Mon, 02:34 19 Jan 2009 GMT17

 

RPT-Doha round talks make some headway - WTO diplomats
28 Nov 2008 07:13:10 GMT
Source: Reuters
By Laura MacInnis

GENEVA, Nov 27 (Reuters) - Talks to unstick the Doha world trade round have made some headway, ambassadors to the World Trade Organisation (WTO) said on Thursday.

New Zealand ambassador Crawford Falconer, who chairs the WTO negotiations on agricultural products, said that countries have begun to budge from their positions in the wake of a high-level political push for an agreement.

"I have seen some material change, but not all the things I would like to have seen have happened," he told reporters after an evening meeting at the WTO's Geneva headquarters.

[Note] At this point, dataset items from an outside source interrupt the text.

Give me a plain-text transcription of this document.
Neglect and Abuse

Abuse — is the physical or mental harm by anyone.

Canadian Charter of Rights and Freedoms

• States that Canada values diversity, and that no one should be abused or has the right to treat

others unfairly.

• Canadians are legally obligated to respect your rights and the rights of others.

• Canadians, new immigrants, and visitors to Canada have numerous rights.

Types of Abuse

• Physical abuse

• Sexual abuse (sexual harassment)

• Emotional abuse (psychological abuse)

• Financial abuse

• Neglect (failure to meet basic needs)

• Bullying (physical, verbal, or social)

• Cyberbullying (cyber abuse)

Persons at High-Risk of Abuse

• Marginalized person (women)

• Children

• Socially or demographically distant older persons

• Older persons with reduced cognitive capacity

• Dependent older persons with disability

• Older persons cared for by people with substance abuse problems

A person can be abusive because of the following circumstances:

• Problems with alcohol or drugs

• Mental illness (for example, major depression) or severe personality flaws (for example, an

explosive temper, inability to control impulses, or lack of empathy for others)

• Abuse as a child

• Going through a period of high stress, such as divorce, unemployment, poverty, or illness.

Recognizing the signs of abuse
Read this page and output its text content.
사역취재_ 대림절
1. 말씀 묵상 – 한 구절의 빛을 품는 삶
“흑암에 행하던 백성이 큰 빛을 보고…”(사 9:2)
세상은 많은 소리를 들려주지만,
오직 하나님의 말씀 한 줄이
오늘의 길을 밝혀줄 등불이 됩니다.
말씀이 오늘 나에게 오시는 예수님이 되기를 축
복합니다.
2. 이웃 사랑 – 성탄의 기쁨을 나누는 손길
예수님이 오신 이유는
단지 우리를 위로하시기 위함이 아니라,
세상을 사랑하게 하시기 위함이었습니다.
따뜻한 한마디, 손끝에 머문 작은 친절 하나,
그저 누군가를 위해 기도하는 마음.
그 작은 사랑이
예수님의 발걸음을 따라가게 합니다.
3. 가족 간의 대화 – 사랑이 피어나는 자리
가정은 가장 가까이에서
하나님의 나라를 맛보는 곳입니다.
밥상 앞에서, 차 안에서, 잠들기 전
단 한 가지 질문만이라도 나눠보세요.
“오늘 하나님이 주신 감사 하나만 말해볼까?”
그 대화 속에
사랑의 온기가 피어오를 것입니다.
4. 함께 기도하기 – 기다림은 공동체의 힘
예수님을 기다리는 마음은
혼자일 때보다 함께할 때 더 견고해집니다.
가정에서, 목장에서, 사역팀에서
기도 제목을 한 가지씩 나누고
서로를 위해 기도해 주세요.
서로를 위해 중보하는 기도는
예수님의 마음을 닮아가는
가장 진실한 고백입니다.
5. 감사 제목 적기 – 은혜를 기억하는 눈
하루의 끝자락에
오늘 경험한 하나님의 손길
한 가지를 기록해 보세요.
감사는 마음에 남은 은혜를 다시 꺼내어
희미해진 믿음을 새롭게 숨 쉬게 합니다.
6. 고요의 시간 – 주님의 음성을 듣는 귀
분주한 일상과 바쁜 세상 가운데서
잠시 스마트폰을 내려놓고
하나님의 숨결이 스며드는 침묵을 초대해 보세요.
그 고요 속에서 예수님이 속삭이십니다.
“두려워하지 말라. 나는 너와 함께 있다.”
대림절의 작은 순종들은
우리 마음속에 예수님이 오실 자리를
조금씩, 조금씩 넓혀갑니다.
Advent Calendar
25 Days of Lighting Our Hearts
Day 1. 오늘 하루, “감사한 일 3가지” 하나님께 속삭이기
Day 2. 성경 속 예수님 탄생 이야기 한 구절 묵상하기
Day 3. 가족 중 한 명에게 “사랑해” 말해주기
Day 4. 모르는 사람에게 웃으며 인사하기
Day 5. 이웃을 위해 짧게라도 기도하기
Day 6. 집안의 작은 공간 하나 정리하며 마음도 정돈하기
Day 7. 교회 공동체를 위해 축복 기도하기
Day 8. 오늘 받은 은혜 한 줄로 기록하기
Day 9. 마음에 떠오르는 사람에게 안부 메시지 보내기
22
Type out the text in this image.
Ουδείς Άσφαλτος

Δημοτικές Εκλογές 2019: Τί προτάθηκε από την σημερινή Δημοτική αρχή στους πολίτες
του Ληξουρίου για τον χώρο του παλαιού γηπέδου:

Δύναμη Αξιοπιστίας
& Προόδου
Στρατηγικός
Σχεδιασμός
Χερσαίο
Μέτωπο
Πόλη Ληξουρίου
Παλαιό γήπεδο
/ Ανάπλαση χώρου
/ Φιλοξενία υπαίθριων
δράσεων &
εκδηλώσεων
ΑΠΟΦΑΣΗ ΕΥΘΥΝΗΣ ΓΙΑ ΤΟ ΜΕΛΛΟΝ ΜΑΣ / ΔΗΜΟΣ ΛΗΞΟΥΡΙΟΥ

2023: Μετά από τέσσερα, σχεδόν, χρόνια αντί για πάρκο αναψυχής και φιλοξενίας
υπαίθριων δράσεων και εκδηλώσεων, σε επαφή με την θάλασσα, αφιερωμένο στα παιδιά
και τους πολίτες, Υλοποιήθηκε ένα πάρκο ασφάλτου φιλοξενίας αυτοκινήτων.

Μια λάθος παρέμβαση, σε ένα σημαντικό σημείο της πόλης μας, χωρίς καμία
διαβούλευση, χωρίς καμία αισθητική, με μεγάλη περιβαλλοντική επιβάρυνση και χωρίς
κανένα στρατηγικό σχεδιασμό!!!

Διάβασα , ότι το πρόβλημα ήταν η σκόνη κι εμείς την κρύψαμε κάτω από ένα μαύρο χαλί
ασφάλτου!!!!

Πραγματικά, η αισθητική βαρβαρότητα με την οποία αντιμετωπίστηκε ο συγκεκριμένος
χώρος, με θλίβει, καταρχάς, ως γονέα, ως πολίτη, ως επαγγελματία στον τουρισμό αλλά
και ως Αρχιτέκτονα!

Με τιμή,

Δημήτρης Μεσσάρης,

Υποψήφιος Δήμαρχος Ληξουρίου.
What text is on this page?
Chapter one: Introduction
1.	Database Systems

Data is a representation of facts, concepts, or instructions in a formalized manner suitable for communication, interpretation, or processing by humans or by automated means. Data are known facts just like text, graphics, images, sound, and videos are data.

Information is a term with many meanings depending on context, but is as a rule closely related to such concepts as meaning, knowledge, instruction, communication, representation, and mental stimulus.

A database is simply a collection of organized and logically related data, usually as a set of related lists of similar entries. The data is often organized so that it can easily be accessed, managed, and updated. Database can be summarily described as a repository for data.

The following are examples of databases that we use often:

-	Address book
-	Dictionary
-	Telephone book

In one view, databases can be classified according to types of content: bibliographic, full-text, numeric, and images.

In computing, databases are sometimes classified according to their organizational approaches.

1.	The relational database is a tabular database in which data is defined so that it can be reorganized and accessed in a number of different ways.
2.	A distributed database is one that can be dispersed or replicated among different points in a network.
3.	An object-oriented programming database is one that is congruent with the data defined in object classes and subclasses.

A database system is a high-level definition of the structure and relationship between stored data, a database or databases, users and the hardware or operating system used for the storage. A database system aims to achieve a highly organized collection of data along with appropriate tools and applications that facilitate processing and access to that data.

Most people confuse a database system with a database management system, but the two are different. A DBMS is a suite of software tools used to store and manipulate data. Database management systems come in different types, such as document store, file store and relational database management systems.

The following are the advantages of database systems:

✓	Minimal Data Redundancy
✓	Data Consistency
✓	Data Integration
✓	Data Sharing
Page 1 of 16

U.S. President George W. Bush and other leaders have been pushing for a breakthrough in the seven-year-old WTO talks as a means to bolster the troubled global economy.

A new WTO agreement would cut subsidies and tariffs on a wide range of traded goods and cross-border services, prying open food, fuel, transportation and other markets and therefore encouraging global economic activity.

WTO Director-General Pascal Lamy has been looking for signs of movement in technical talks between diplomats before inviting trade ministers to Geneva to hammer out a deal in agricultural and manufactured goods -- the two main areas of the Doha accord.

Talks earlier on Thursday skated over sensitive issues such as the levels of U.S. subsidies on cotton, and a controversial facility to let poor countries shield subsistence farmers during crises, envoys said.

"We had more positive discussions than we had before," Brazil's WTO ambassador Roberto Azevedo said of those talks.

A dispute about the "special safeguard mechanism" for farmers caused a meeting of ministers in July to fail, with India squaring off against the United States and other countries who said the facility could actually close off existing markets instead of opening up new ones.

Azevedo told journalists that in Thursday's talks on that mechanism "there wasn't exactly convergence or agreement, but there was no clear-cut rejection."

"You learn in these negotiations to read between the lines," he said. "There was certainly more engagement, more interaction than there was before."

Diplomats that a ministerial meeting next month could start around Dec. 13, though no dates are expected to be set until Sunday or later.

Estimates of the benefits of the WTO accord vary widely. A recent study from the U.S.-based International Food Policy Research Institute said more than $1 trillion of trade was at stake.